Table 1 is that the DRA demoder adopts the blind fill method of comfort noise described in the literary composition, is respectively the result of the subjective testing that carries out of 48kbps and 128kbps code stream to code check.Wherein test code streams is 12 sections used sources of sound of MPEG, is two-channel, 48kHz.Represent the Three Estate tested respectively with-1,0,1 ,-1 expression noise is filled the back deleterious, and indifference before and after 0 expression noise is filled, 1 expression noise are filled back tonequality and obviously improved.
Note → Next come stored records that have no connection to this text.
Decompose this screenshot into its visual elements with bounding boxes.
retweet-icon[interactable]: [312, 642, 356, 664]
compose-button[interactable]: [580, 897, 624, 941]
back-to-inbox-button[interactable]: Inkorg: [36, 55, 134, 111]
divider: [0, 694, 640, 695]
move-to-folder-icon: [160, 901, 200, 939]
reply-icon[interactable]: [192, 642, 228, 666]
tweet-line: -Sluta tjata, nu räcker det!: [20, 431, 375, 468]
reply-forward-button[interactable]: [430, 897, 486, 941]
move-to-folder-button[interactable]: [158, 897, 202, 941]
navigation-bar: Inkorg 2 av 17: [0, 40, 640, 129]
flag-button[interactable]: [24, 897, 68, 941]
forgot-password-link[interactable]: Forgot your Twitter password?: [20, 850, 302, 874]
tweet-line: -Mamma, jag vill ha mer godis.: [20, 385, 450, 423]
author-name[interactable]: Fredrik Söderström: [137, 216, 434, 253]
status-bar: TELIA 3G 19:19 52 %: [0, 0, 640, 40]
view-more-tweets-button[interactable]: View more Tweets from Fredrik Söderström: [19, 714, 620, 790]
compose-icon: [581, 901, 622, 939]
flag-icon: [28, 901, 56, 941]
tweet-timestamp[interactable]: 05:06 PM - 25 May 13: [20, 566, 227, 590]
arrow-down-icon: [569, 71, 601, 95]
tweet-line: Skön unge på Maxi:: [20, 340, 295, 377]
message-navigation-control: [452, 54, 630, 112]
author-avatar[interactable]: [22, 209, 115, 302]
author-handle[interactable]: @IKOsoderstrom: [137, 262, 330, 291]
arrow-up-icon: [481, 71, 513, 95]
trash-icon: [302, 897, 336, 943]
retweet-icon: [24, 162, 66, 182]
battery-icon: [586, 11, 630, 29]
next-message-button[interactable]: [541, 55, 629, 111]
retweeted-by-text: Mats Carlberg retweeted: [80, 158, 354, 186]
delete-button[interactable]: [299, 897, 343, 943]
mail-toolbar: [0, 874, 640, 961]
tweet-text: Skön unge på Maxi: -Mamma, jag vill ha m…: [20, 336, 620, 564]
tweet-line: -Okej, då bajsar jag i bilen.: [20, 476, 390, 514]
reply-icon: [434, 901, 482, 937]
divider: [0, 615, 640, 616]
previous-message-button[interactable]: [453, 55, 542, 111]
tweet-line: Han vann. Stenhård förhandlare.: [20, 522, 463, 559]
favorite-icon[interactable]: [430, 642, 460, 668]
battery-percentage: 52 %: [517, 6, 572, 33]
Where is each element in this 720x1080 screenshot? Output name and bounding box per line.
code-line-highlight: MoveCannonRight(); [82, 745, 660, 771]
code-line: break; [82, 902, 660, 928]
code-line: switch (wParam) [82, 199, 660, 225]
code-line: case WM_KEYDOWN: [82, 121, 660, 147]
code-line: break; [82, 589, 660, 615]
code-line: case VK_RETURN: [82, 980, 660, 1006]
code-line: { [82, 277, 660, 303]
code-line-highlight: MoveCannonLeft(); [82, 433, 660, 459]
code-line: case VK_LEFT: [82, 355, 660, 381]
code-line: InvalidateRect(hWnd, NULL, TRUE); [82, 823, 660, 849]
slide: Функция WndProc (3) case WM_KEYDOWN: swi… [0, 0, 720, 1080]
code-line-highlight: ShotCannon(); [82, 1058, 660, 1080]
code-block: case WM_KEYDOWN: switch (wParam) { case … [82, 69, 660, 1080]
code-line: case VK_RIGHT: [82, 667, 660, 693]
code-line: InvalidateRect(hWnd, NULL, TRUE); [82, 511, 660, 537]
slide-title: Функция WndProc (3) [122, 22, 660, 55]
The blind subjective testing contrast of filling front and back of table 1 noise
When code check was 128kbps as can be seen from Table 1, the effect that noise is filled was not clearly.When code check was 48kbps, according to test result as can be seen, for the code stream of voice class, after noise was filled, code stream tonequality was significantly improved; For music class code stream, effect is also more satisfactory.As seen, use method of the present invention (device), can under low code check condition, improve subjective tonequality, particularly at the voice class signal.
Though described the present invention in conjunction with being considered to most realistic and optimum embodiment at present, but those skilled in the art are to be understood that and the invention is not restricted to the disclosed embodiments, on the contrary, the present invention is intended to cover various modifications and the equivalent construction that comprises within the spirit of claims and the category.Those skilled in the art can be understood that: can various deformation and/or improvement be used the present invention as being shown in specific embodiment ground, and this does not break away from the spirit or scope of the present invention of describing in broad mode.Therefore, to be considered to be descriptive but not determinate to the embodiment of this paper in all fields.